Sum of first ${\text{n}}$terms is ${{\text{S}}_{\text{n}}} = \dfrac{{\text{n}}}{2}\left( {{\text{a + l}}} \right)$ where is the last term.

Complete step-by-step answer:
Given the last term of an arithmetic progression is $2,{\text{ 5, 8, 11,}}....$ is ${\text{x}}$.
And the sum of the terms of the arithmetic progression is $155.$
To find the value of ${\text{x}}$.
Here $2,{\text{ 5, 8, 11,}}....$ are in arithmetic progression with first term ${\text{a = 2}}$
And the common difference is $3$.
Let there be n terms in the arithmetic progression
${\text{x = }}{{\text{n}}^{{\text{th}}}}$ terms
${\text{x = a + }}\left( {{\text{n - 1}}} \right){\text{ d}}$
Substitute the values of terms,
${\text{x = 2 + (n - 1)3}}$
Multiple the values of terms,
${\text{x = 2 + 3n - 3}}$
Simplifying we get,
${\text{x = 3n - 1}}$
Now, $2{\text{ + 5 + 8 + 11 + }}....{\text{ + x = 155}}$
By using the sum of ${\text{n}}$terms of arithmetic progression,
${{\text{S}}_{\text{n}}} = \dfrac{{\text{n}}}{2}\left( {{\text{a + l}}} \right)$
Substitute the value of ${\text{a}}$,
$ \Rightarrow \dfrac{{\text{n}}}{2}\left( {2 + {\text{x}}} \right) = 155$
Substitute the value of ${\text{l}}$,
$ \Rightarrow \dfrac{{\text{n}}}{2}\left( {2 + 3{\text{n - 1}}} \right) = 155$
Simplifying we get,
$ \Rightarrow \dfrac{{\text{n}}}{2}\left( {{\text{3n - 1}}} \right) = 155$
Cross multiplication,
$ \Rightarrow {\text{n}}\left( {3{\text{n + 1}}} \right) = 155 \times 2$
Multiple the value of terms,
$ \Rightarrow {\text{n}}\left( {3{\text{n + 1}}} \right) = 310$
Multiply the term n into the brackets,
$ \Rightarrow 3{{\text{n}}^2} + {\text{n = 310}}$
Rearranging as an equation,
$ \Rightarrow 3{{\text{n}}^2} + {\text{n - 310 = 0}}$
Factorized the terms, we get
$ \Rightarrow 3{{\text{n}}^2}{\text{ - 30 n + 31 n - 310 = 0}}$
Splitting by middle term method,
$ \Rightarrow 3{\text{n}}\left( {{\text{n - 10}}} \right) + 31\left( {{\text{n}} - 10} \right) = 0$
Simplifying we get,
$ \Rightarrow \left( {{\text{n - 10}}} \right)\left( {3{\text{n + 31}}} \right) = 0$
Therefore, ${\text{n = 10}}$.
Now, n terms in the arithmetic progression
${\text{x = 3n - 1}}$
Substituting the value of n,
$ \Rightarrow {\text{x = 3 }} \times {\text{ 10 - 1}}$
Solve the terms,
$ \Rightarrow {\text{x = 30 - 1}}$
Subtracting we get,
${\text{x = 29}}$

The value of ${\text{x = 29}}$.

Note: We have used the terms in the given arithmetic progression that is,
In mathematics, an arithmetic progression or arithmetic sequence is a sequence of numbers such that the difference between the consecutive terms is constant.

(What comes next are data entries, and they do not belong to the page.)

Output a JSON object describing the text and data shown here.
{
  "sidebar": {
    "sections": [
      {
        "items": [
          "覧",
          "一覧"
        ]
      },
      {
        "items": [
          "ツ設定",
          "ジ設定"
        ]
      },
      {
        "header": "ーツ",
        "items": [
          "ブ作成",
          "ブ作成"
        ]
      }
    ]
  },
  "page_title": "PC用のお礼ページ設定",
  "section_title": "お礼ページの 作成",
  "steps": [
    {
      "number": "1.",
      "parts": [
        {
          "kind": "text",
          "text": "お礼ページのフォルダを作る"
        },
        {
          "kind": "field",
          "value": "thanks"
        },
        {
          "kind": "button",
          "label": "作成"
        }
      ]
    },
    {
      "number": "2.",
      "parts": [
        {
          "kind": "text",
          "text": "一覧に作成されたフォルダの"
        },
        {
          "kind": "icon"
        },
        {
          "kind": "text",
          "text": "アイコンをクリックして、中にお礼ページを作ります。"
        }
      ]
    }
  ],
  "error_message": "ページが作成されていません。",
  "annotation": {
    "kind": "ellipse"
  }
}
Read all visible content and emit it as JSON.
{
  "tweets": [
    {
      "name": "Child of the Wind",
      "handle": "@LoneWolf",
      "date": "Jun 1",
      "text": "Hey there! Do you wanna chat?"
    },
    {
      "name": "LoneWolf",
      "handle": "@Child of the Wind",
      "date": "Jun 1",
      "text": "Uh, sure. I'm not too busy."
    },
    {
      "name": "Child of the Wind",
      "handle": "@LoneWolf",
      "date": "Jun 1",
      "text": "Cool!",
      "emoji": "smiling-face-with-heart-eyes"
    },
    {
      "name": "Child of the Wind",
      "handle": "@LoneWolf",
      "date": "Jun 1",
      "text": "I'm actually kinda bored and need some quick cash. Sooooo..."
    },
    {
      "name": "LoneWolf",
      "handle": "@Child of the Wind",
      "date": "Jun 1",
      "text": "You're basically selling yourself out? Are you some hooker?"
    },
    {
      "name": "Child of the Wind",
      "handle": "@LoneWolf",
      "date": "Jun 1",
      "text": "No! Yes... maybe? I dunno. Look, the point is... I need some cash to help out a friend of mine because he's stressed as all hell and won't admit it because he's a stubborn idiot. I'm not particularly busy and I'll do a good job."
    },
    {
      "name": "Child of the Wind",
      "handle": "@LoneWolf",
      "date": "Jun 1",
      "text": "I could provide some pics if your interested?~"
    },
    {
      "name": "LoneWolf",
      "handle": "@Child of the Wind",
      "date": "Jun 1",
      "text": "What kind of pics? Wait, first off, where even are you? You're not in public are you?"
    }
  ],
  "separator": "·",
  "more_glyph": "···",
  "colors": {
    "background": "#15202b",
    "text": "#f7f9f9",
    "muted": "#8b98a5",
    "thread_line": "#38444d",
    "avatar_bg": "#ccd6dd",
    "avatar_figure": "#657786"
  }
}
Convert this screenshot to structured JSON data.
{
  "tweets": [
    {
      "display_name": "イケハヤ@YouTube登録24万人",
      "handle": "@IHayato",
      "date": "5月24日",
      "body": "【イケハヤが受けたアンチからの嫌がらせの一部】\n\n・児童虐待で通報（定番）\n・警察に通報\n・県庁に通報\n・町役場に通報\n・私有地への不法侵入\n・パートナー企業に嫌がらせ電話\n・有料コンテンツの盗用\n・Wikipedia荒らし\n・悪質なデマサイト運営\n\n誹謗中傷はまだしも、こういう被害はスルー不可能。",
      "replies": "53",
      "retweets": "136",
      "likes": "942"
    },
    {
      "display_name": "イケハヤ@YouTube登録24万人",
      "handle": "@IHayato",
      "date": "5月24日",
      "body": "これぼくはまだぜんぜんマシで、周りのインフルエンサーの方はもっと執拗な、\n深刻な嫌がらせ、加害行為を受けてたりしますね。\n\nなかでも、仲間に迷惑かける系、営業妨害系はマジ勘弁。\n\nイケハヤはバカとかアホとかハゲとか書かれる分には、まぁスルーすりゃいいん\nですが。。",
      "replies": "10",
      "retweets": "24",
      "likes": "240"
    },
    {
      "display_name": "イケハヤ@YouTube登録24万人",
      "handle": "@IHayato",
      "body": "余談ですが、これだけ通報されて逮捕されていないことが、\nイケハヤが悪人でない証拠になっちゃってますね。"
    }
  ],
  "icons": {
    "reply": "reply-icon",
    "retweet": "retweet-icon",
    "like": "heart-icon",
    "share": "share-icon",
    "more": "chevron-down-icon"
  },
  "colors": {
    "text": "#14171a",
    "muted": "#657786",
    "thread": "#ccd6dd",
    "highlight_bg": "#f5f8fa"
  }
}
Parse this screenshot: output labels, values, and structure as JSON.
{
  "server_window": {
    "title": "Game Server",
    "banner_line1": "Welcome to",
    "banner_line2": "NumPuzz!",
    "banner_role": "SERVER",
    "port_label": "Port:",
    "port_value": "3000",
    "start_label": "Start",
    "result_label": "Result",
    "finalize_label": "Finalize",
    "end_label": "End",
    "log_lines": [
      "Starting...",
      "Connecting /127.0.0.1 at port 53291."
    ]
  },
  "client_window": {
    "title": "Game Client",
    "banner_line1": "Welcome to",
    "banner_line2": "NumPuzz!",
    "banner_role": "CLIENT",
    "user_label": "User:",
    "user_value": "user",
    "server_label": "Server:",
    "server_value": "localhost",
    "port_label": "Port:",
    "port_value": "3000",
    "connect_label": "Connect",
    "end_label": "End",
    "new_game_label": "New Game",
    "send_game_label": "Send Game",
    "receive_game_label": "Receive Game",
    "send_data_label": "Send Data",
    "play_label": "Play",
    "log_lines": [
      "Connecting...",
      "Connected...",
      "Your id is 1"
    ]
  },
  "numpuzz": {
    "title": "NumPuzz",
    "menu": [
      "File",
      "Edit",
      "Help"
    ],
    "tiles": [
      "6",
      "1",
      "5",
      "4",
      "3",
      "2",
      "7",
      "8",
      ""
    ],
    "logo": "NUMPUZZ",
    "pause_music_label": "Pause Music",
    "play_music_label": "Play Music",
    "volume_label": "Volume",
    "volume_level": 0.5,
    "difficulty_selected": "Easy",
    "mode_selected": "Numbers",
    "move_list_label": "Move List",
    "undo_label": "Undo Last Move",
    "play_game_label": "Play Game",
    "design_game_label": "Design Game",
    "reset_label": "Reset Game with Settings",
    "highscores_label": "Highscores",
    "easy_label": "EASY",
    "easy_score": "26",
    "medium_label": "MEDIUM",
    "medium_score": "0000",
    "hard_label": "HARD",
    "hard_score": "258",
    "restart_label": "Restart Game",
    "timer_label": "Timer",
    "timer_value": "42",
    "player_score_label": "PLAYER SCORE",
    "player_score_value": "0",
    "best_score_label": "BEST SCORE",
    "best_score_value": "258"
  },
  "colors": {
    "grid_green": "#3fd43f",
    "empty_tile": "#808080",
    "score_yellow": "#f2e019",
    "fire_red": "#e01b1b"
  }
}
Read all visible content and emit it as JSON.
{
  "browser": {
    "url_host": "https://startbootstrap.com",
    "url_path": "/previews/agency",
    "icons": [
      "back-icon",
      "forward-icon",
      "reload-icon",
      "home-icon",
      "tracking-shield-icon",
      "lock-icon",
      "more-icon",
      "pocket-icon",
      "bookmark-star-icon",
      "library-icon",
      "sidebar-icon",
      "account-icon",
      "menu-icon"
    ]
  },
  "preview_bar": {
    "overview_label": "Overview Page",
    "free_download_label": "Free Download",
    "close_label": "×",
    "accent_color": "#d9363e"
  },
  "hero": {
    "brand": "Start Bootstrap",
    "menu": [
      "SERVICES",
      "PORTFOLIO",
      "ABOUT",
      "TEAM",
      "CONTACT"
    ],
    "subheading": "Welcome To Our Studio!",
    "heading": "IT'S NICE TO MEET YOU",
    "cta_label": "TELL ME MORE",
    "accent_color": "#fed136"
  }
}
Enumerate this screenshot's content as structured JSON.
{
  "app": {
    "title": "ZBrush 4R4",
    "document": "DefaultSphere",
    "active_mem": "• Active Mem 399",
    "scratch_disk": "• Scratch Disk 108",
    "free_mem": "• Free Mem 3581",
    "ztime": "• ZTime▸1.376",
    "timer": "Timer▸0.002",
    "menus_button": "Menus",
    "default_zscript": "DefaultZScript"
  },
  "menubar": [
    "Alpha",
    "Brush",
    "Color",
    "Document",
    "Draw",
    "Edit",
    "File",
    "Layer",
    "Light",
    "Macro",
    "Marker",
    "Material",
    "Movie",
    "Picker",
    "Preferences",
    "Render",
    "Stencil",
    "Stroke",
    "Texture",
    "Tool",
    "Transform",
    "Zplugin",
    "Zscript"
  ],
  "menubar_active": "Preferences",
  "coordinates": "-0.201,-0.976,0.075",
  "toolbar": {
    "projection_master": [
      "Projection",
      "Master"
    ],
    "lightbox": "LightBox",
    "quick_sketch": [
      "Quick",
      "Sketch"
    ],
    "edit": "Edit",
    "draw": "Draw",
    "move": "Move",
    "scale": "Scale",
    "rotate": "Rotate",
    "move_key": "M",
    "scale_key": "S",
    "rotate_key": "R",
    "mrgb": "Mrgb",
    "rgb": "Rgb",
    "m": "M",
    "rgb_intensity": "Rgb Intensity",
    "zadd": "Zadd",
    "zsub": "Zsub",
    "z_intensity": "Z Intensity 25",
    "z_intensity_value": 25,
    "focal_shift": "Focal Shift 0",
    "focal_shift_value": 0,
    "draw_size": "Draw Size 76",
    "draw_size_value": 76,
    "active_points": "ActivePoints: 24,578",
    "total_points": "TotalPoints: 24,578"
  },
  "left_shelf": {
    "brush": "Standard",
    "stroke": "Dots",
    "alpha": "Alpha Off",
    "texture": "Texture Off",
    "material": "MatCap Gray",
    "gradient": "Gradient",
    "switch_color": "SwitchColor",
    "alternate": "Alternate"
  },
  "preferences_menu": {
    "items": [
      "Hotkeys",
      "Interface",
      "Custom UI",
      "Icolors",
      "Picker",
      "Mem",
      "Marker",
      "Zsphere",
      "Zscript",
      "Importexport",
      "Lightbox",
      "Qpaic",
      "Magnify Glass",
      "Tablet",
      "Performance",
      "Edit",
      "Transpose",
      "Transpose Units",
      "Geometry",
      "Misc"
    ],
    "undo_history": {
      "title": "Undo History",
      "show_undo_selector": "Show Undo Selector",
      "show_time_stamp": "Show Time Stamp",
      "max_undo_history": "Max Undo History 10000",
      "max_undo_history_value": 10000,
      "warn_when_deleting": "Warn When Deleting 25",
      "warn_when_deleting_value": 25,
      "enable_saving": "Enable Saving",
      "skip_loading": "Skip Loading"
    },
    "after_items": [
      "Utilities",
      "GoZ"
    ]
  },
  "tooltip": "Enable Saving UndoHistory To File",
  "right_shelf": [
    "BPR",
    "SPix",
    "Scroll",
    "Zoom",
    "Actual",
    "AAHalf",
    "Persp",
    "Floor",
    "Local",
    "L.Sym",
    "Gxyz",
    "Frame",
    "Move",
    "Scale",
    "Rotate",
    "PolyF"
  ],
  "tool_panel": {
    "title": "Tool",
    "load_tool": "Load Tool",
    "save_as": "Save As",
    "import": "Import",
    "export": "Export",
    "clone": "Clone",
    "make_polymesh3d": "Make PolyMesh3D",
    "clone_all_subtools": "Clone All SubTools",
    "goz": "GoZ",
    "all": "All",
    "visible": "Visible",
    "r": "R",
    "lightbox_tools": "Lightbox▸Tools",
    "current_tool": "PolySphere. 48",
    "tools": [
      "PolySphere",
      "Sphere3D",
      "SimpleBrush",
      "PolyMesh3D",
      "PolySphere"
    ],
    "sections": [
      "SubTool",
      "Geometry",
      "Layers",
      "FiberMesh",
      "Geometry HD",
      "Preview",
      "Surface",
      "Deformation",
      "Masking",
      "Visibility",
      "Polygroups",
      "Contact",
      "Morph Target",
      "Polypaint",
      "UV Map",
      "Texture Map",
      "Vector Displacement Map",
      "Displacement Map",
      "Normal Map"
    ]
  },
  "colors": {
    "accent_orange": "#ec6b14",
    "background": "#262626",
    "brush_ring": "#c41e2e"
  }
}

For instance, the sequence 5, 7, 9, 11, 13, 15… is an arithmetic progression with a common difference of 2. A finite portion of an arithmetic progression is called a finite arithmetic progression and sometimes just called an arithmetic progression. The sum of a finite arithmetic progression is called an arithmetic series.